Adoption educator Patricia Irwin Johnston, in her article “Sibling Attachment,” suggests a number of ways to promote a feeling of closeness among siblings of any kind. One of these is to “do all that you can to nurture a sense of shared family culture.” Two other adoption educators, Lois Melina and Holly Van Gulden, also speak about this concept. When there are natural opportunities, find ways to emphasize and comment on things that the family enjoys together, such as silly songs, rituals, funny stories, or favorite places. Remark on similarities among family members.

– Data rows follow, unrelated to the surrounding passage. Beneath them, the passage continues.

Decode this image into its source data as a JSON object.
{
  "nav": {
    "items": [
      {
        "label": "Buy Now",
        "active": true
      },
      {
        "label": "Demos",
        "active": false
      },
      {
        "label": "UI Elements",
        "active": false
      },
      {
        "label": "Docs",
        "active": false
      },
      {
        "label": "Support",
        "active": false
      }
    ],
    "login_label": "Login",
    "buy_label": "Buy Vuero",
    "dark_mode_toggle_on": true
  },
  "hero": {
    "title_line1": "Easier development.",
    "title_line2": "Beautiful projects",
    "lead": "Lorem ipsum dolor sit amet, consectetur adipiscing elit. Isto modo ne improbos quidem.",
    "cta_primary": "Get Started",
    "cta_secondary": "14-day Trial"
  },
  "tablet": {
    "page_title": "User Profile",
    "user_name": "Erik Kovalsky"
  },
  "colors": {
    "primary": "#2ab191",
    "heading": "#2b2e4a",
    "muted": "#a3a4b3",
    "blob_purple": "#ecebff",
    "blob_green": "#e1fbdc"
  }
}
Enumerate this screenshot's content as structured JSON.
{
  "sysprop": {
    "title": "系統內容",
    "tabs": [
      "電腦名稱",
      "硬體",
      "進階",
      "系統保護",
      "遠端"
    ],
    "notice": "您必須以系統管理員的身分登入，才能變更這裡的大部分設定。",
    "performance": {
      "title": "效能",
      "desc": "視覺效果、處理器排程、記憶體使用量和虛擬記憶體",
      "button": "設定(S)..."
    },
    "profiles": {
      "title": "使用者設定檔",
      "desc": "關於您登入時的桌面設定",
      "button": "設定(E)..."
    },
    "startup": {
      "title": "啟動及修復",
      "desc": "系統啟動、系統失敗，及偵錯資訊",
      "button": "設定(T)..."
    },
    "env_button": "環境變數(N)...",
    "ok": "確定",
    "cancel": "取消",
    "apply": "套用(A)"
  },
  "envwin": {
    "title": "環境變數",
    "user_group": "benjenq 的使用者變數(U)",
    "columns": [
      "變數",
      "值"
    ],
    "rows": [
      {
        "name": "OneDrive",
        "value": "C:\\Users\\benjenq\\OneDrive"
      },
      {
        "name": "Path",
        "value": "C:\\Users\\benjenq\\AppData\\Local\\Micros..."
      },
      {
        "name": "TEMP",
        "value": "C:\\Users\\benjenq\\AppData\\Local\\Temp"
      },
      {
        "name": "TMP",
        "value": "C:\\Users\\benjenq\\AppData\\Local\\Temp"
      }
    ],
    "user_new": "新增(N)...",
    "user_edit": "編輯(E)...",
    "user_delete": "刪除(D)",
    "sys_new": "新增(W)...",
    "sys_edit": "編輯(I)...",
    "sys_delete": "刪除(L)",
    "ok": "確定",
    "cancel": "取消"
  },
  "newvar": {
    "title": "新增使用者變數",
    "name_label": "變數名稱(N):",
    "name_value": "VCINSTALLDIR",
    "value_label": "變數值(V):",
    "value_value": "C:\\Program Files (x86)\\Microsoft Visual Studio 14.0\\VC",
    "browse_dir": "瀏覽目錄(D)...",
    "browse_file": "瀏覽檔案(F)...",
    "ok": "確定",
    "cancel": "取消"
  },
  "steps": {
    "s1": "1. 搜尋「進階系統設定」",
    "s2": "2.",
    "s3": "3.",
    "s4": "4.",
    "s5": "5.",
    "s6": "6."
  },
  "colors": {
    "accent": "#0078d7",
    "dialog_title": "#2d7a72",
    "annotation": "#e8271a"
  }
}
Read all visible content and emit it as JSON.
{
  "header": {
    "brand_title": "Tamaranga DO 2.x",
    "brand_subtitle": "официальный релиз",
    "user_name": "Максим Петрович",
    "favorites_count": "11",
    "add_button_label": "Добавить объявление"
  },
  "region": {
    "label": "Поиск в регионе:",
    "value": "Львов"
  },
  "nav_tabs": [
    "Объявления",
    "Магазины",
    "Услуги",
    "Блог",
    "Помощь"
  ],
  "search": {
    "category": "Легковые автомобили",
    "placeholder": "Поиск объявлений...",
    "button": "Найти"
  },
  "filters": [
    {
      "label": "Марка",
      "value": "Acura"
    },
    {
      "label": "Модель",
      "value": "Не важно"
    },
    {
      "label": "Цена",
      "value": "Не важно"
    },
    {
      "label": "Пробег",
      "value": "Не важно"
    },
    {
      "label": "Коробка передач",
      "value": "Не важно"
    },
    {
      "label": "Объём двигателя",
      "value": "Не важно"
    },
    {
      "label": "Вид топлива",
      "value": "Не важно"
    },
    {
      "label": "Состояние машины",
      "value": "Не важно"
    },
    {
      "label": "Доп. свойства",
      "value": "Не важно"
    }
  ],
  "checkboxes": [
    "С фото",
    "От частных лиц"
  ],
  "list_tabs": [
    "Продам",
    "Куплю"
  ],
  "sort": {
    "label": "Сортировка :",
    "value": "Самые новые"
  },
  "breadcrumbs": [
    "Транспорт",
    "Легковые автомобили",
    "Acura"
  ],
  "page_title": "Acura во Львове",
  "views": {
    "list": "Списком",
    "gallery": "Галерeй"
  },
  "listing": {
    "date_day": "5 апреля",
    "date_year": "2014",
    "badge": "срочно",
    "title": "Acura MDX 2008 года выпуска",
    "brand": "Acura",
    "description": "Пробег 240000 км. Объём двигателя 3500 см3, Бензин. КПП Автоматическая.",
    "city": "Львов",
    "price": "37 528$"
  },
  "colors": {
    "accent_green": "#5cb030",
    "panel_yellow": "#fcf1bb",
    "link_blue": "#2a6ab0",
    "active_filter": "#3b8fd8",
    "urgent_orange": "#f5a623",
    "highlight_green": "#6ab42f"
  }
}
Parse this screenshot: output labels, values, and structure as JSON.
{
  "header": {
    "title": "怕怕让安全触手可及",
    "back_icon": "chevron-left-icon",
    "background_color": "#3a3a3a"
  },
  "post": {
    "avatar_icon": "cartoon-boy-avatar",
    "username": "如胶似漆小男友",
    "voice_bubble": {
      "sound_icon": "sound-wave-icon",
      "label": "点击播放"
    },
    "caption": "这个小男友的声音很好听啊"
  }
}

For example, when you go out for pizza to the family’s favorite pizza restaurant, say “Boy, we sure all love pizza!” When everyone bundles up and you assign the various jobs involved in stringing up the Christmas lights on the house, and the neighbors pass by and say how nice they are, say, “Yep, that’s the Jones family tradition…we always string the lights on December 15th.” Celebrate religious observances, holidays, birthdays, anniversaries, and other special days in your family’s particular way that will create lasting memories for your children.
One couple with a daughter by birth who subsequently adopted a daughter established a day they call “Sisters Day.” They celebrate the day the two girls became sisters with a cake after dinner and the exchange of homemade gifts the girls make for one another. This celebration is held instead of an “Adoption Day” celebration that calls attention only to the child by adoption and is in addition to each girl’s birthday celebration.
No matter how a child becomes part of the family, each one must be loved and valued for whoever he or she is. Loving each child exactly the same is not often possible. Children have different talents, abilities, and characteristics. Parents are bound to feel differently even about their birth children. Parents can never eliminate sibling rivalry, but they can minimize it. They can try to create an atmosphere in which each child’s contribution to the family is valued and nurtured, each child’s needs are met, and each child is encouraged to reach his or her full potential. Parents can work to create a shared family culture that encompasses all family members and surrounds them with love, respect, and security. All parents can do is their best and trust that positive, satisfying sibling relationships will result.